Totalement étranger à l’univers pop et « clean » de son temps, gothique dans tous les sens du terme, ignorant le politiquement correct, Dado aurait hurlé dans une église, peu de temps avant sa mort et exigé de sortir dans la minute ses œuvres exposées.

Je lui ai plusieurs fois suggéré que sa peinture avait quelque-chose de religieux : « chut, il ne faut pas le dire à Beaubourg ! » Il avait bien compris le sésame de l’athéisme, particularité française.
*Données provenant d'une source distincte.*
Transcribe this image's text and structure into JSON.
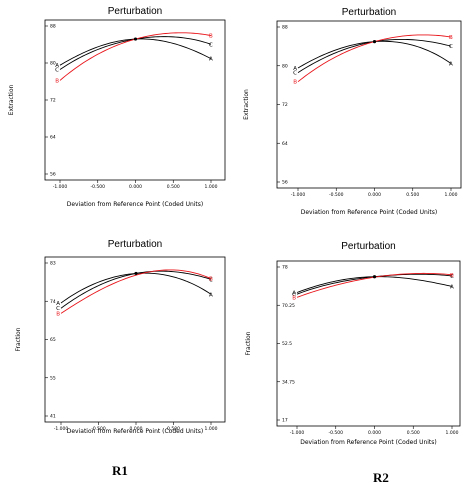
{
  "charts": [
    {
      "type": "line",
      "title": "Perturbation",
      "xlabel": "Deviation from Reference Point (Coded Units)",
      "ylabel": "Extraction",
      "xlim": [
        -1.0,
        1.0
      ],
      "ylim": [
        56,
        90
      ],
      "xticks": [
        "-1.000",
        "-0.500",
        "0.000",
        "0.500",
        "1.000"
      ],
      "yticks": [
        "56",
        "64",
        "72",
        "80",
        "88"
      ],
      "series": [
        {
          "name": "A",
          "color": "#000000",
          "x": [
            -1,
            -0.5,
            0,
            0.5,
            1
          ],
          "y": [
            81.0,
            85.2,
            87.0,
            86.0,
            82.5
          ]
        },
        {
          "name": "C",
          "color": "#000000",
          "x": [
            -1,
            -0.5,
            0,
            0.5,
            1
          ],
          "y": [
            80.0,
            84.6,
            87.0,
            87.5,
            85.8
          ]
        },
        {
          "name": "B",
          "color": "#e8141a",
          "x": [
            -1,
            -0.5,
            0,
            0.5,
            1
          ],
          "y": [
            77.5,
            83.5,
            87.0,
            88.4,
            87.8
          ]
        }
      ]
    },
    {
      "type": "line",
      "title": "Perturbation",
      "xlabel": "Deviation from Reference Point (Coded Units)",
      "ylabel": "Extraction",
      "xlim": [
        -1.0,
        1.0
      ],
      "ylim": [
        56,
        90
      ],
      "xticks": [
        "-1.000",
        "-0.500",
        "0.000",
        "0.500",
        "1.000"
      ],
      "yticks": [
        "56",
        "64",
        "72",
        "80",
        "88"
      ],
      "series": [
        {
          "name": "A",
          "color": "#000000",
          "x": [
            -1,
            -0.5,
            0,
            0.5,
            1
          ],
          "y": [
            81.0,
            85.0,
            86.8,
            86.0,
            82.0
          ]
        },
        {
          "name": "C",
          "color": "#000000",
          "x": [
            -1,
            -0.5,
            0,
            0.5,
            1
          ],
          "y": [
            80.0,
            84.4,
            86.8,
            87.2,
            85.8
          ]
        },
        {
          "name": "B",
          "color": "#e8141a",
          "x": [
            -1,
            -0.5,
            0,
            0.5,
            1
          ],
          "y": [
            78.0,
            83.5,
            86.8,
            88.2,
            87.8
          ]
        }
      ]
    },
    {
      "type": "line",
      "title": "Perturbation",
      "xlabel": "Deviation from Reference Point (Coded Units)",
      "ylabel": "Fraction",
      "xlim": [
        -1.0,
        1.0
      ],
      "ylim": [
        41,
        85
      ],
      "xticks": [
        "-1.000",
        "-0.500",
        "0.000",
        "0.500",
        "1.000"
      ],
      "yticks": [
        "41",
        "55",
        "65",
        "74",
        "83"
      ],
      "series": [
        {
          "name": "A",
          "color": "#000000",
          "x": [
            -1,
            -0.5,
            0,
            0.5,
            1
          ],
          "y": [
            73.5,
            79.5,
            82.0,
            81.0,
            76.0
          ]
        },
        {
          "name": "C",
          "color": "#000000",
          "x": [
            -1,
            -0.5,
            0,
            0.5,
            1
          ],
          "y": [
            72.0,
            78.5,
            82.0,
            82.5,
            80.3
          ]
        },
        {
          "name": "B",
          "color": "#e8141a",
          "x": [
            -1,
            -0.5,
            0,
            0.5,
            1
          ],
          "y": [
            70.5,
            77.0,
            81.5,
            83.0,
            80.5
          ]
        }
      ]
    },
    {
      "type": "line",
      "title": "Perturbation",
      "xlabel": "Deviation from Reference Point (Coded Units)",
      "ylabel": "Fraction",
      "xlim": [
        -1.0,
        1.0
      ],
      "ylim": [
        17,
        80
      ],
      "xticks": [
        "-1.000",
        "-0.500",
        "0.000",
        "0.500",
        "1.000"
      ],
      "yticks": [
        "17",
        "34.75",
        "52.5",
        "70.25",
        "78"
      ],
      "series": [
        {
          "name": "A",
          "color": "#000000",
          "x": [
            -1,
            -0.5,
            0,
            0.5,
            1
          ],
          "y": [
            69.5,
            74.2,
            76.0,
            75.0,
            72.0
          ]
        },
        {
          "name": "C",
          "color": "#000000",
          "x": [
            -1,
            -0.5,
            0,
            0.5,
            1
          ],
          "y": [
            68.8,
            73.5,
            76.0,
            77.0,
            76.3
          ]
        },
        {
          "name": "B",
          "color": "#e8141a",
          "x": [
            -1,
            -0.5,
            0,
            0.5,
            1
          ],
          "y": [
            67.5,
            72.5,
            75.8,
            77.3,
            76.8
          ]
        }
      ]
    }
  ],
  "captions": {
    "left": "R1",
    "right": "R2"
  }
}
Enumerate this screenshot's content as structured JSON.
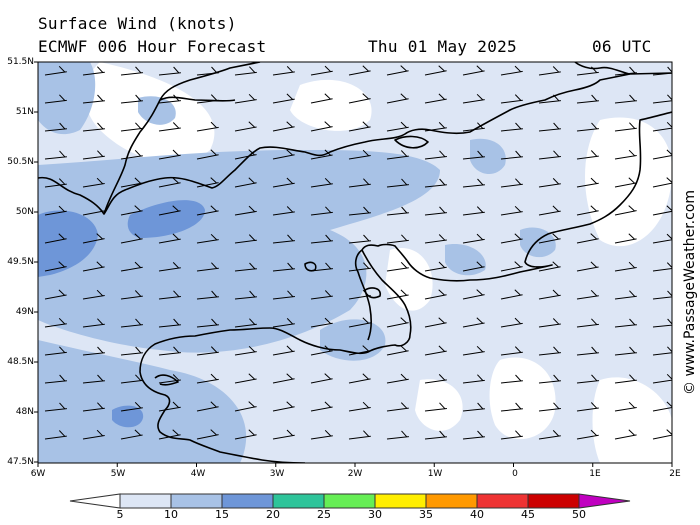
{
  "header": {
    "title": "Surface Wind (knots)",
    "model": "ECMWF 006 Hour Forecast",
    "date": "Thu 01 May 2025",
    "time": "06 UTC"
  },
  "credit": "© www.PassageWeather.com",
  "map": {
    "lat_labels": [
      "51.5N",
      "51N",
      "50.5N",
      "50N",
      "49.5N",
      "49N",
      "48.5N",
      "48N",
      "47.5N"
    ],
    "lon_labels": [
      "6W",
      "5W",
      "4W",
      "3W",
      "2W",
      "1W",
      "0",
      "1E",
      "2E"
    ],
    "colors": {
      "land_line": "#000000",
      "ocean_bg": "#ffffff"
    },
    "wind_scale": {
      "levels": [
        "5",
        "10",
        "15",
        "20",
        "25",
        "30",
        "35",
        "40",
        "45",
        "50"
      ],
      "colors": [
        "#ffffff",
        "#dde6f5",
        "#a8c2e6",
        "#6e96d8",
        "#2ec49a",
        "#66ee55",
        "#ffee00",
        "#ff9900",
        "#ee3333",
        "#cc0000",
        "#c000c0"
      ]
    }
  }
}
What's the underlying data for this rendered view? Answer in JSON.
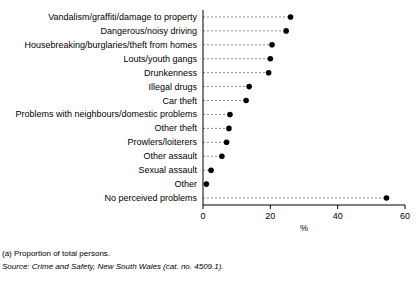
{
  "chart_data": {
    "type": "dot",
    "orientation": "horizontal",
    "categories": [
      "Vandalism/graffiti/damage to property",
      "Dangerous/noisy driving",
      "Housebreaking/burglaries/theft from homes",
      "Louts/youth gangs",
      "Drunkenness",
      "Illegal drugs",
      "Car theft",
      "Problems with neighbours/domestic problems",
      "Other theft",
      "Prowlers/loiterers",
      "Other assault",
      "Sexual assault",
      "Other",
      "No perceived problems"
    ],
    "values": [
      26,
      24.7,
      20.5,
      20,
      19.5,
      13.7,
      12.8,
      8,
      7.7,
      7,
      5.6,
      2.4,
      1,
      54.5
    ],
    "color": "#000000",
    "marker": "circle",
    "line_style": "dashed",
    "x_label": "%",
    "xlim": [
      0,
      60
    ],
    "xticks": [
      0,
      20,
      40,
      60
    ],
    "grid": false,
    "annotations": [
      "(a) Proportion of total persons.",
      "Source: Crime and Safety, New South Wales (cat. no. 4509.1)."
    ]
  }
}
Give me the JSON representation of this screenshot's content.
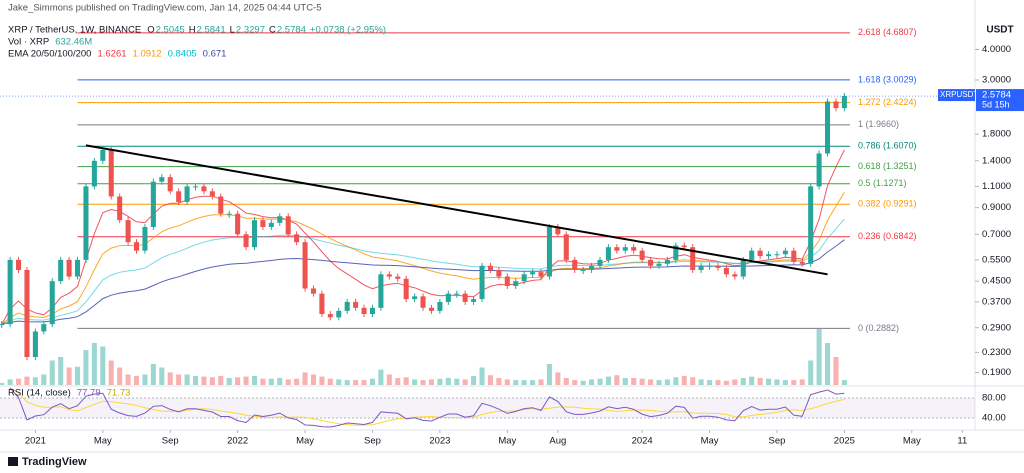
{
  "published": "Jake_Simmons published on TradingView.com, Jan 14, 2025 04:44 UTC-5",
  "chart_data": {
    "type": "candlestick",
    "symbol": "XRP / TetherUS, 1W, BINANCE",
    "ohlc": [
      {
        "label": "O",
        "value": 2.5045
      },
      {
        "label": "H",
        "value": 2.5841
      },
      {
        "label": "L",
        "value": 2.3297
      },
      {
        "label": "C",
        "value": 2.5784
      }
    ],
    "change": "+0.0738 (+2.95%)",
    "volume_label": "Vol · XRP",
    "volume_last": "632.46M",
    "closes": [
      0.3,
      0.55,
      0.5,
      0.22,
      0.28,
      0.3,
      0.45,
      0.55,
      0.47,
      0.55,
      1.1,
      1.4,
      1.55,
      1.0,
      0.8,
      0.65,
      0.6,
      0.75,
      1.15,
      1.2,
      1.05,
      0.95,
      1.1,
      1.1,
      1.05,
      1.0,
      0.85,
      0.85,
      0.7,
      0.62,
      0.8,
      0.75,
      0.78,
      0.83,
      0.7,
      0.65,
      0.42,
      0.4,
      0.33,
      0.32,
      0.34,
      0.37,
      0.35,
      0.33,
      0.35,
      0.48,
      0.47,
      0.46,
      0.38,
      0.39,
      0.35,
      0.34,
      0.37,
      0.4,
      0.4,
      0.37,
      0.38,
      0.52,
      0.5,
      0.47,
      0.43,
      0.45,
      0.48,
      0.49,
      0.47,
      0.75,
      0.7,
      0.55,
      0.5,
      0.5,
      0.52,
      0.55,
      0.62,
      0.6,
      0.62,
      0.6,
      0.55,
      0.52,
      0.53,
      0.55,
      0.63,
      0.62,
      0.5,
      0.52,
      0.52,
      0.51,
      0.48,
      0.47,
      0.55,
      0.6,
      0.57,
      0.58,
      0.58,
      0.6,
      0.54,
      0.53,
      1.1,
      1.5,
      2.45,
      2.3,
      2.58
    ],
    "volume": [
      300,
      800,
      900,
      1200,
      1100,
      1500,
      3500,
      4000,
      2500,
      2600,
      5000,
      6000,
      5500,
      3500,
      2500,
      1500,
      1300,
      1500,
      3000,
      2500,
      1800,
      1500,
      1500,
      1300,
      1200,
      1100,
      1300,
      1000,
      1100,
      1200,
      1300,
      900,
      900,
      1000,
      800,
      900,
      1800,
      1500,
      1200,
      900,
      800,
      700,
      700,
      700,
      900,
      2200,
      1500,
      1000,
      1100,
      800,
      700,
      800,
      900,
      1000,
      900,
      800,
      1300,
      2500,
      1400,
      1000,
      800,
      700,
      700,
      700,
      800,
      3000,
      1800,
      1000,
      700,
      600,
      800,
      900,
      1200,
      1400,
      1000,
      1000,
      900,
      800,
      700,
      800,
      1100,
      1300,
      1100,
      800,
      700,
      700,
      600,
      800,
      1000,
      1200,
      1000,
      900,
      800,
      700,
      700,
      800,
      3500,
      8000,
      6000,
      4000,
      700
    ],
    "volume_ylim": [
      0,
      10000
    ],
    "xlim": [
      -0.2,
      115.5
    ],
    "xticks": [
      {
        "value": 4,
        "label": "2021"
      },
      {
        "value": 12,
        "label": "May"
      },
      {
        "value": 20,
        "label": "Sep"
      },
      {
        "value": 28,
        "label": "2022"
      },
      {
        "value": 36,
        "label": "May"
      },
      {
        "value": 44,
        "label": "Sep"
      },
      {
        "value": 52,
        "label": "2023"
      },
      {
        "value": 60,
        "label": "May"
      },
      {
        "value": 66,
        "label": "Aug"
      },
      {
        "value": 76,
        "label": "2024"
      },
      {
        "value": 84,
        "label": "May"
      },
      {
        "value": 92,
        "label": "Sep"
      },
      {
        "value": 100,
        "label": "2025"
      },
      {
        "value": 108,
        "label": "May"
      },
      {
        "value": 114,
        "label": "11"
      }
    ],
    "ylim": [
      0.169,
      6.38
    ],
    "log_scale": true,
    "y_unit": "USDT",
    "yticks": [
      {
        "value": 4,
        "label": "4.0000"
      },
      {
        "value": 3,
        "label": "3.0000"
      },
      {
        "value": 1.8,
        "label": "1.8000"
      },
      {
        "value": 1.4,
        "label": "1.4000"
      },
      {
        "value": 1.1,
        "label": "1.1000"
      },
      {
        "value": 0.9,
        "label": "0.9000"
      },
      {
        "value": 0.7,
        "label": "0.7000"
      },
      {
        "value": 0.55,
        "label": "0.5500"
      },
      {
        "value": 0.45,
        "label": "0.4500"
      },
      {
        "value": 0.37,
        "label": "0.3700"
      },
      {
        "value": 0.29,
        "label": "0.2900"
      },
      {
        "value": 0.23,
        "label": "0.2300"
      },
      {
        "value": 0.19,
        "label": "0.1900"
      }
    ],
    "up_color": "#26a69a",
    "down_color": "#ef5350",
    "ema": {
      "label": "EMA 20/50/100/200",
      "lines": [
        {
          "period": 20,
          "value": 1.6261,
          "color": "#f23645"
        },
        {
          "period": 50,
          "value": 1.0912,
          "color": "#ff9800"
        },
        {
          "period": 100,
          "value": 0.8405,
          "color": "#00bcd4"
        },
        {
          "period": 200,
          "value": 0.671,
          "color": "#3949ab"
        }
      ]
    },
    "fib": [
      {
        "label": "2.618 (4.6807)",
        "value": 4.6807,
        "color": "#f23645"
      },
      {
        "label": "1.618 (3.0029)",
        "value": 3.0029,
        "color": "#2962ff"
      },
      {
        "label": "1.272 (2.4224)",
        "value": 2.4224,
        "color": "#ff9800"
      },
      {
        "label": "1 (1.9660)",
        "value": 1.966,
        "color": "#787b86"
      },
      {
        "label": "0.786 (1.6070)",
        "value": 1.607,
        "color": "#00897b"
      },
      {
        "label": "0.618 (1.3251)",
        "value": 1.3251,
        "color": "#43a047"
      },
      {
        "label": "0.5 (1.1271)",
        "value": 1.1271,
        "color": "#43a047"
      },
      {
        "label": "0.382 (0.9291)",
        "value": 0.9291,
        "color": "#ff9800"
      },
      {
        "label": "0.236 (0.6842)",
        "value": 0.6842,
        "color": "#f23645"
      },
      {
        "label": "0 (0.2882)",
        "value": 0.2882,
        "color": "#787b86"
      }
    ],
    "trendline": {
      "x": [
        10,
        98
      ],
      "y": [
        1.62,
        0.48
      ],
      "color": "#000000"
    },
    "last": {
      "symbol": "XRPUSDT",
      "price": 2.5784,
      "countdown": "5d 15h",
      "color": "#2962ff"
    },
    "rsi": {
      "label": "RSI (14, close)",
      "period": 14,
      "value": 77.79,
      "ma_value": 71.73,
      "color": "#7e57c2",
      "ma_color": "#fdd835",
      "ylim": [
        20,
        100
      ],
      "yticks": [
        {
          "value": 80,
          "label": "80.00"
        },
        {
          "value": 40,
          "label": "40.00"
        }
      ]
    }
  },
  "footer": {
    "logo": "TradingView"
  }
}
Vers 2000-2002, Dado recouvrait, à fresque, les murs d’une chapelle gothique désaffectée près de Gisors, transformée en léproserie, puis en garage et qu’il a immédiatement appelée La Chapelle Saint-Luc*, le patron des peintres. Dado avait, certes, le goût du blasphème mais comme seuls des croyants peuvent l’apprécier. Il aurait aimé que sa chapelle soit reprise par un ordre religieux, en vain, on s’en doute, et pourtant…

Le lundi après-midi, après le rituel d’un déjeuner près de la cuisine d’un restaurant portugais, nous passions à la Chapelle. Soudain, il monte sur une échelle, saisit un pinceau, et en deux minutes, à peine, transforme un pan de mur. -« Miodrag, tu peins vite! » – « Oui, mais ça fait deux jours que j’y pensais. »

Un jeune tagueur, qui viendra à la galerie, a recouvert ses peintures murales en cours. Dado, loin de se fâcher, repeint dessus. Puis de nouveau, jusqu’à ce qu’il se cache, le surprenne et loin de se fâcher, l’amène à son atelier pour lui apprendre la composition et la disposition des œuvres, les unes par rapport aux autres.

A .M.

*Cf. « La chapelle Saint Luc », éditions Alain Margaron, 2002.